There is a very poignant moment in the documentary film about his life where Moore recalls the series paintings that he was commissioned to do about the WWII bombing of London. He said that when air raid sirens would start that he would feel a “strange exhilaration.” In the Tubes which served as the bomb shelters he joined the masses of people huddled and stretched out for the night. Moore -- who is arguably the master of the reclining figure -- said, “I had never seen nor imagined so many reclining figures.” Those paintings -- primarily scenes from the bomb shelters -- are hauntingly beautiful portrayals of people nested safely underground.

The theme of being safely held is powerfully presented in his sculptures


Even with his fallen warrior, the return to the ground, rather than a conquering of it, feels more like a nurturing than a defeat.


I understand Moore’s work,
above all, as a "monumental" return to humility. I don’t mean the stylized humility of manners and social forms. I mean “humility” as in the Greek root word -- humus. Moore took artistic beauty off the high pedestal, reclined it close to the ground or reduced it to the simplest of lines and materials, and in the end established beyond any doubt that the humble form is noble.


It is the nobility of the Mother, our Mother, Mother Earth. She is the very ground of our existence, the source and foundation of life, the lowliest and most powerful of all beings.

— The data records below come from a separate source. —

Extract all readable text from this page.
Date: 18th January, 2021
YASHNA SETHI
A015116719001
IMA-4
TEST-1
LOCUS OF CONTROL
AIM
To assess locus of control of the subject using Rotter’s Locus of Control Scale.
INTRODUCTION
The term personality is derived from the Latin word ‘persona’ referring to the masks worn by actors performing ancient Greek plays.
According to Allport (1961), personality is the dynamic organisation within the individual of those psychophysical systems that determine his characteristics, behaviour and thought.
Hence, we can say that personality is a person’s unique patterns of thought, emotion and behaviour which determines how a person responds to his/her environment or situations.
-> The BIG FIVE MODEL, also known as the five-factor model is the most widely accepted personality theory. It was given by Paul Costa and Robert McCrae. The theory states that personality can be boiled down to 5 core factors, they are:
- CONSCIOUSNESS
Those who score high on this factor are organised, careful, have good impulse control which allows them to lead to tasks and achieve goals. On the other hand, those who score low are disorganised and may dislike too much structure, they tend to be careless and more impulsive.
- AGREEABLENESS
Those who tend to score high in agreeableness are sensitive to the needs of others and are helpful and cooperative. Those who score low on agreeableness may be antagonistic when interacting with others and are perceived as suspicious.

I chose to refer to Moore as a "re-visionary artist" because his art brings us back to a deeper vision of our relationship to the ground below us, to our Mother, to the earth. Looking once again at a slideshow of his works, I can only feel grateful... and childlike.

Click for the slideshow.


dance2morn said...

What beautiful photos! I have never fully appreciated the ability of Moore to use his sculpture to form the space around the artwork until seeing them. To me, the roundness, touchability, sensual, natural nature of his work was inspiring on its own. Now I can't wait to see another sculpture of his to reframe my experience of it.

Lou Gold said...

Yep, the form-space aspect was new to me because I had only seen Moore's pieces enclosed in rooms or tight spaces. When the setting was opened the whole experience changed, as if the pieces themselves had been demanding freedom of spirit and connection with nature.

Denise said...

Thanks so much for sending me this link - you put into words very well what also draws me to Moores work....

Alicia Talikowska said...

Thanks for the link Lou. I can see clearly that you are a fan of Henry Moore's work. The West Yorkshire sculpture park is just a little drive out of Leeds and has some of his works. It is really nice to see them in an exterior setting, out in the fields. Have you been there before?

C Lerner said...

Hi Lou,
Thank you for your post on my blog. I too am fascinated by Moore. The collection I have is a reflection of that. DO you collect his art work?

Lou Gold said...

Hi All,

Thanks for the comments. My only way of "collecting" Henry Moore is through photos. I've just found a treasure trove at

It's an open group so you might want to submit some, or just take a look. Enjoy.